Liverwurst had ambled away. Of course. Horses were like that, Mrs. Reynolds said. Never handy when you wanted them. “Liverwurst!” Colt called.

The Appaloosa raised his big hammer head from his grazing and gave Colt an owlish stare.

“Liverwurst!”

The new spring grass was more important. The gelding lowered his nose to the ground again.

“Aw,
Liverwurst
!” Everything was going wrong—

Wait. Calm down. That's no way to think
.

It was not such a big deal after all, just a matter of getting the gate open and going in to catch him. And Colt would need to get the gate open anyway, to get Liverwurst out.

He maneuvered Bonita until she stood close alongside the gate, then backed her up until he could reach the sliding metal latch. “
Good
girl,” he murmured to her. Maybe she was a little nervous about cars at this point, but she did at once what most horses for some reason would not do at all: She stood by the gate where he wanted her, and then stayed there while he struggled with the latch.

Which I can't seem to get open …

The latch was stiff. All the weight of the gate pulled down on it, making it bind. Mrs. Reynolds, when she opened it, lifted the gate with one hand and muscled the latch with the other, but Colt couldn't do that, not while keeping his balance on Bonita, who had to stand sideways to the gate in order for him to reach it at all. Colt set his teeth and grimaced, tugging on the latch handle as hard as he could without pulling himself out of the saddle. “You butthead!” he yelled at the latch, but it did not care. It would not move.

“Aw,
crud
!”

Once again he sat blinking back tears and trying to think. A person with legs that worked could walk right up to that gate and lift it and slide the latch open.… So what? Being handicapped just meant he had to do things differently—his way.

Under him Bonita stood patiently waiting.

Colt smiled. He lifted one of the lead ropes from his saddle and put a loop of it around the latch handle. The other end of it, halter and all, he hooked around the high pommel of his Spanish saddle. “Walk, Bonita,” he ordered, signaling her with his seat.

The little horse was puzzled, feeling no contact on her reins. Hesitantly she took a few steps forward. The lead rope tightened, metal screeched against metal, the gate latch shot open, and the gate swung wide.
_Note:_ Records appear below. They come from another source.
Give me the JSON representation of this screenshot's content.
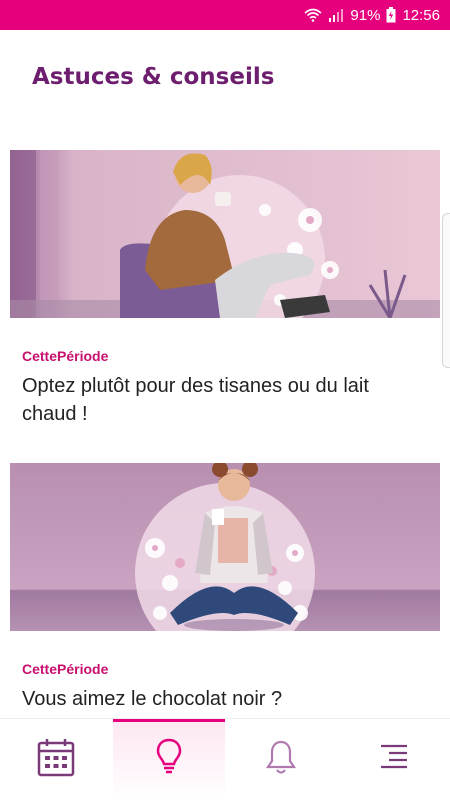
{
  "status_bar": {
    "battery": "91%",
    "time": "12:56"
  },
  "header": {
    "title": "Astuces & conseils"
  },
  "cards": [
    {
      "category": "CettePériode",
      "title": "Optez plutôt pour des tisanes ou du lait chaud !"
    },
    {
      "category": "CettePériode",
      "title": "Vous aimez le chocolat noir ?"
    }
  ],
  "bottom_nav": {
    "items": [
      {
        "icon": "calendar-icon"
      },
      {
        "icon": "lightbulb-icon",
        "active": true
      },
      {
        "icon": "bell-icon"
      },
      {
        "icon": "menu-icon"
      }
    ]
  },
  "colors": {
    "brand": "#e6007e",
    "title": "#6e1e6e",
    "category": "#c8106e",
    "icon": "#7a3a7a"
  }
}
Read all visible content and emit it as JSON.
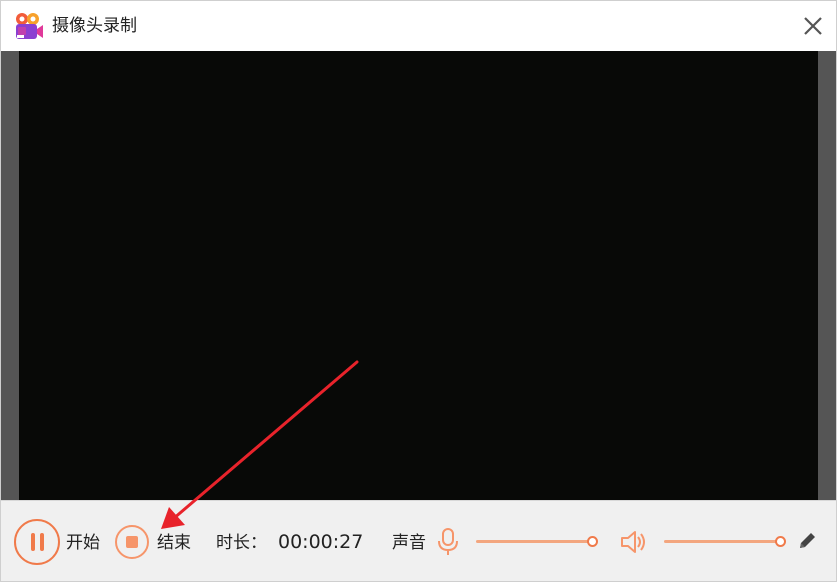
{
  "window": {
    "title": "摄像头录制"
  },
  "icons": {
    "app": "video-camera-icon",
    "close": "close-icon",
    "pause": "pause-icon",
    "stop": "stop-icon",
    "microphone": "microphone-icon",
    "speaker": "speaker-icon",
    "edit": "pencil-icon"
  },
  "controls": {
    "start_label": "开始",
    "stop_label": "结束",
    "duration_label": "时长：",
    "duration_value": "00:00:27",
    "sound_label": "声音",
    "mic_volume": 1.0,
    "speaker_volume": 1.0
  },
  "colors": {
    "accent": "#f07a4a",
    "accent_light": "#f6956a",
    "video_background": "#080907",
    "annotation_arrow": "#e8232b"
  }
}
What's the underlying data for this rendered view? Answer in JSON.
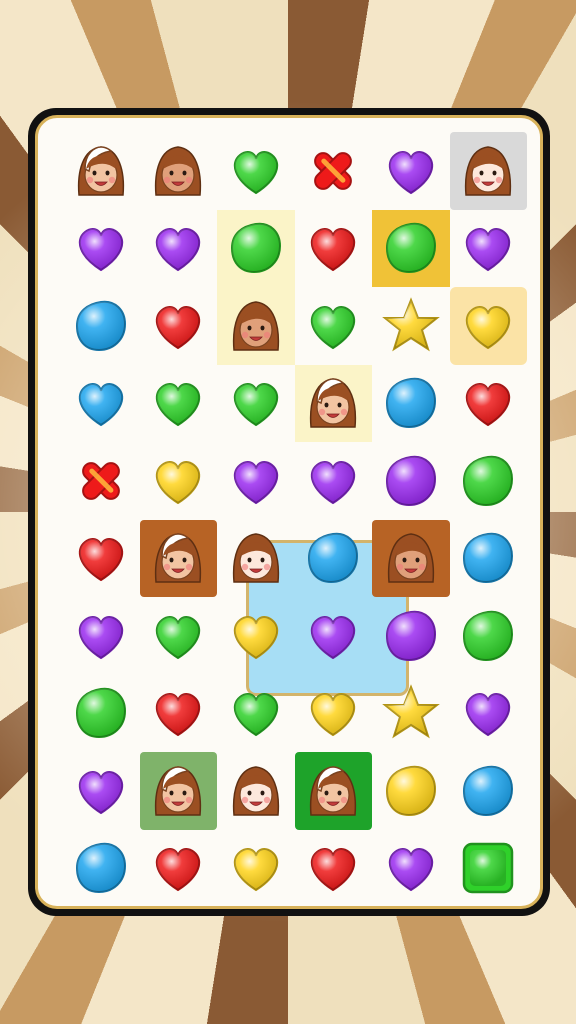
{
  "colors": {
    "purple": "#9b2cf0",
    "green": "#2fd12a",
    "red": "#ee1a1a",
    "blue": "#1fa6ef",
    "yellow": "#ffd41c",
    "board_border": "#d8b25a",
    "special_zone": "#a7def5"
  },
  "board": {
    "rows": 10,
    "cols": 6,
    "cells": [
      [
        {
          "t": "face",
          "v": "hood"
        },
        {
          "t": "face",
          "v": "dark"
        },
        {
          "t": "heart",
          "c": "green"
        },
        {
          "t": "cross",
          "c": "red"
        },
        {
          "t": "heart",
          "c": "purple"
        },
        {
          "t": "face",
          "v": "light",
          "hl": "grey"
        }
      ],
      [
        {
          "t": "heart",
          "c": "purple"
        },
        {
          "t": "heart",
          "c": "purple"
        },
        {
          "t": "blob",
          "c": "green",
          "hl": "lightyellow"
        },
        {
          "t": "heart",
          "c": "red"
        },
        {
          "t": "blob",
          "c": "green",
          "hl": "gold"
        },
        {
          "t": "heart",
          "c": "purple"
        }
      ],
      [
        {
          "t": "blob",
          "c": "blue"
        },
        {
          "t": "heart",
          "c": "red"
        },
        {
          "t": "face",
          "v": "dark",
          "hl": "lightyellow"
        },
        {
          "t": "heart",
          "c": "green"
        },
        {
          "t": "star",
          "c": "yellow"
        },
        {
          "t": "heart",
          "c": "yellow",
          "hl": "paleorange"
        }
      ],
      [
        {
          "t": "heart",
          "c": "blue"
        },
        {
          "t": "heart",
          "c": "green"
        },
        {
          "t": "heart",
          "c": "green"
        },
        {
          "t": "face",
          "v": "hood",
          "hl": "lightyellow"
        },
        {
          "t": "blob",
          "c": "blue"
        },
        {
          "t": "heart",
          "c": "red"
        }
      ],
      [
        {
          "t": "cross",
          "c": "red"
        },
        {
          "t": "heart",
          "c": "yellow"
        },
        {
          "t": "heart",
          "c": "purple"
        },
        {
          "t": "heart",
          "c": "purple"
        },
        {
          "t": "blob",
          "c": "purple"
        },
        {
          "t": "blob",
          "c": "green"
        }
      ],
      [
        {
          "t": "heart",
          "c": "red"
        },
        {
          "t": "face",
          "v": "hood",
          "hl": "brown"
        },
        {
          "t": "face",
          "v": "light"
        },
        {
          "t": "blob",
          "c": "blue"
        },
        {
          "t": "face",
          "v": "dark",
          "hl": "brown"
        },
        {
          "t": "blob",
          "c": "blue"
        }
      ],
      [
        {
          "t": "heart",
          "c": "purple"
        },
        {
          "t": "heart",
          "c": "green"
        },
        {
          "t": "heart",
          "c": "yellow"
        },
        {
          "t": "heart",
          "c": "purple"
        },
        {
          "t": "blob",
          "c": "purple"
        },
        {
          "t": "blob",
          "c": "green"
        }
      ],
      [
        {
          "t": "blob",
          "c": "green"
        },
        {
          "t": "heart",
          "c": "red"
        },
        {
          "t": "heart",
          "c": "green"
        },
        {
          "t": "heart",
          "c": "yellow"
        },
        {
          "t": "star",
          "c": "yellow"
        },
        {
          "t": "heart",
          "c": "purple"
        }
      ],
      [
        {
          "t": "heart",
          "c": "purple"
        },
        {
          "t": "face",
          "v": "hood",
          "hl": "greenish"
        },
        {
          "t": "face",
          "v": "light"
        },
        {
          "t": "face",
          "v": "hood",
          "hl": "green"
        },
        {
          "t": "blob",
          "c": "yellow"
        },
        {
          "t": "blob",
          "c": "blue"
        }
      ],
      [
        {
          "t": "blob",
          "c": "blue"
        },
        {
          "t": "heart",
          "c": "red"
        },
        {
          "t": "heart",
          "c": "yellow"
        },
        {
          "t": "heart",
          "c": "red"
        },
        {
          "t": "heart",
          "c": "purple"
        },
        {
          "t": "square",
          "c": "green"
        }
      ]
    ]
  }
}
Liverwurst looked up and came trotting over, eager and interested.

“Good boy! C'mere, atta boy …” From Bonita's back Colt slipped the halter onto Liverwurst, snapped its throatlatch in place, and gathered the lead ropes into his right hand. “Good old Liverwurst. Come on, big guy. Let's go get Rosie.”

Eagerly he sent Bonita up the farm lane.

He had to ride with only one hand on the reins, the left hand at that. No problem. Bonita did not seem to mind. Colt sent her into a medium-fast gait along the dirt road, because he wanted to get that stretch over with as quickly as possible. With Liverwurst's sizable body out almost in the middle of the road, he did not want to meet a car. So Bonita did a quick
paso corto
, and Liverwurst jogged along beside the little mare, apparently thrilled to be along for the ride.… Once he turned onto the state-park trail, Colt slowed the gait. No use taking unnecessary risks. Also, he wanted Liverwurst to calm down. It was going to be trouble enough getting Rosie on top of the gelding if Liverwurst behaved himself. If Liverwurst got happy and full of himself and acted like a jerk, it was going to be impossible.

Years later Colt still remembered that ride back to where he had left Rosie as the longest one ever. It seemed that way because he had to walk, it was safer to walk, helped the horses to be cool, calm, but it took so
long
.… There, ages later, finally, far ahead, was Rosie, still with his feet in the lake.